Ein entwicklungsorientiertes Führungsverständnis beinhaltet, Mitarbeiter zu fördern und zu fordern.

Doch wer sind eigentlich die Mitarbeiter? Und erst recht: Wer sind die Mitarbeiterinnen von morgen? Im Diversity Management wird die Vielfalt der Mitarbeitenden wahrgenommen. Führungskräfte agieren in einem Feld mit zunehmend heterogenen Teams. Älter werdende Belegschaften ebenso wie die Generation Y und die Ausdifferenzierung von Milieus, die Berufstätigkeit von Frauen und internationale, weltweit agierende Teams stellen hohe Anforderungen an Führung. Das alles geschieht in einem Umfeld des beschleunigten technologische Wandels und wachsender Komplexität, in dem solidarische Bindungen zu zerbrechen drohen. Oftmals bringen diese Entwicklungen die Menschen an ihre Leistungsgrenzen.

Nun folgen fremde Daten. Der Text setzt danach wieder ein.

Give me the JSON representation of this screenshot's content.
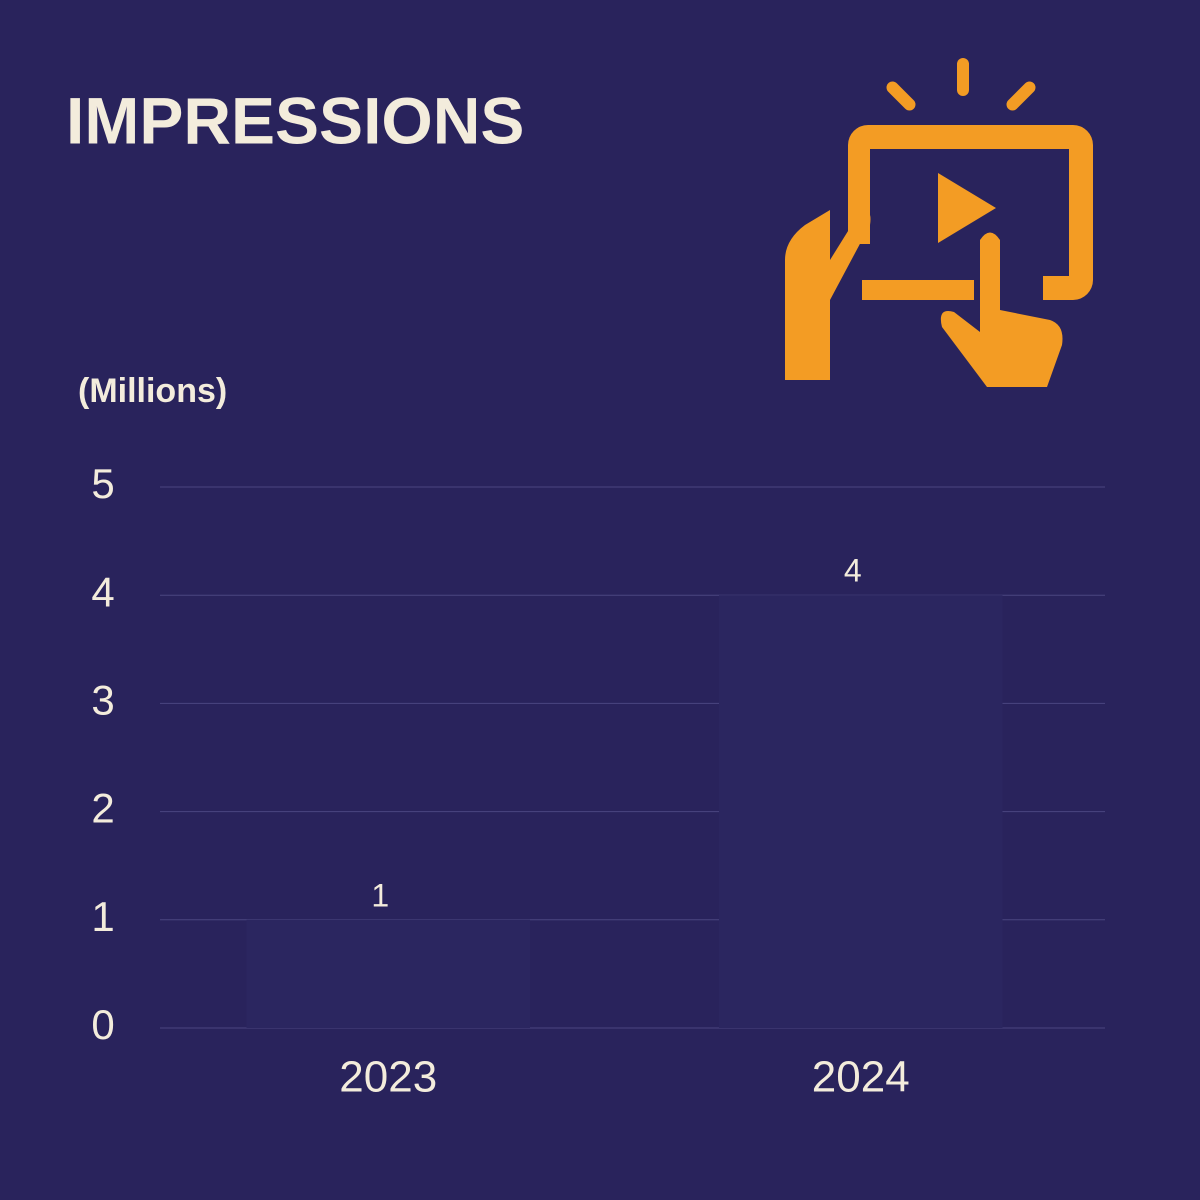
{
  "chart_data": {
    "type": "bar",
    "title": "IMPRESSIONS",
    "y_label": "(Millions)",
    "categories": [
      "2023",
      "2024"
    ],
    "values": [
      1,
      4
    ],
    "color": "#2b2660",
    "ylim": [
      0,
      5
    ],
    "yticks": [
      0,
      1,
      2,
      3,
      4,
      5
    ],
    "grid": true
  }
}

Führung ist kein auf alles und alle passendes Konzept, sondern es sind individuelle, spezifische Ansätze im Umgang mit Unsicherheit, Diversity und beschleunigtem Wandel erforderlich. Es bedarf eines dynamischen und offenen Führungsverständnisses: eine situativ eingebundene, vernetzte Führung auf systemischer Grundlage. Was heißt das?

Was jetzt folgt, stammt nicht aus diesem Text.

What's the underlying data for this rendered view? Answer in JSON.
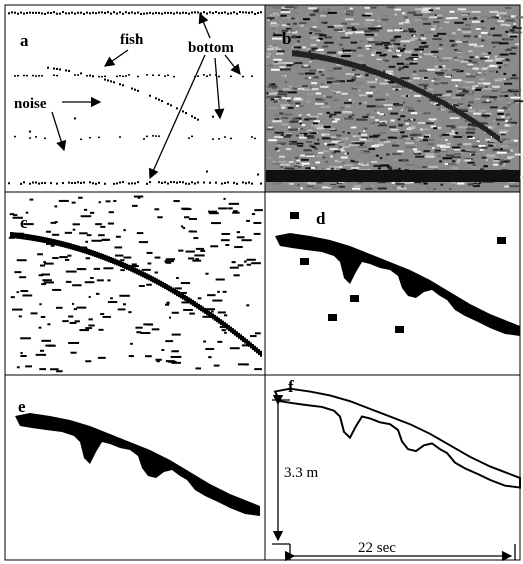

Eine systemische Perspektive setzt der Idee der Steuerbarkeit von Systemen durch Führungsinterventionen charismatischer Führungspersönlichkeiten Grenzen. Sie relativiert ein transformationales Führungskonzept zugunsten von Selbststeuerung und Sich-selbst-organisieren (lassen). Dessen Vorteil ist aber, dass es den Blick auf die Persönlichkeit der Führungskraft richtet, ihre persönlichen Entwicklungsprozesse adressiert und Selbstführung thematisiert. Die Persönlichkeit und Authentizität der Führungskräfte, ihre Reflektiertheit und ihr Bewusstsein von den Auswirkungen des Handelns (Achtsamkeit) in einer holistischen Perspektive als Verantwortung für das Ganze spielt dabei eine hervorragende Rolle. Mentoring und Coaching stellen neben dem klassischen Führungshandwerk (leistungsorientierte Ziele setzen, delegieren, controling) erfolgskritische Aufgabedimensionen von Leadership dar.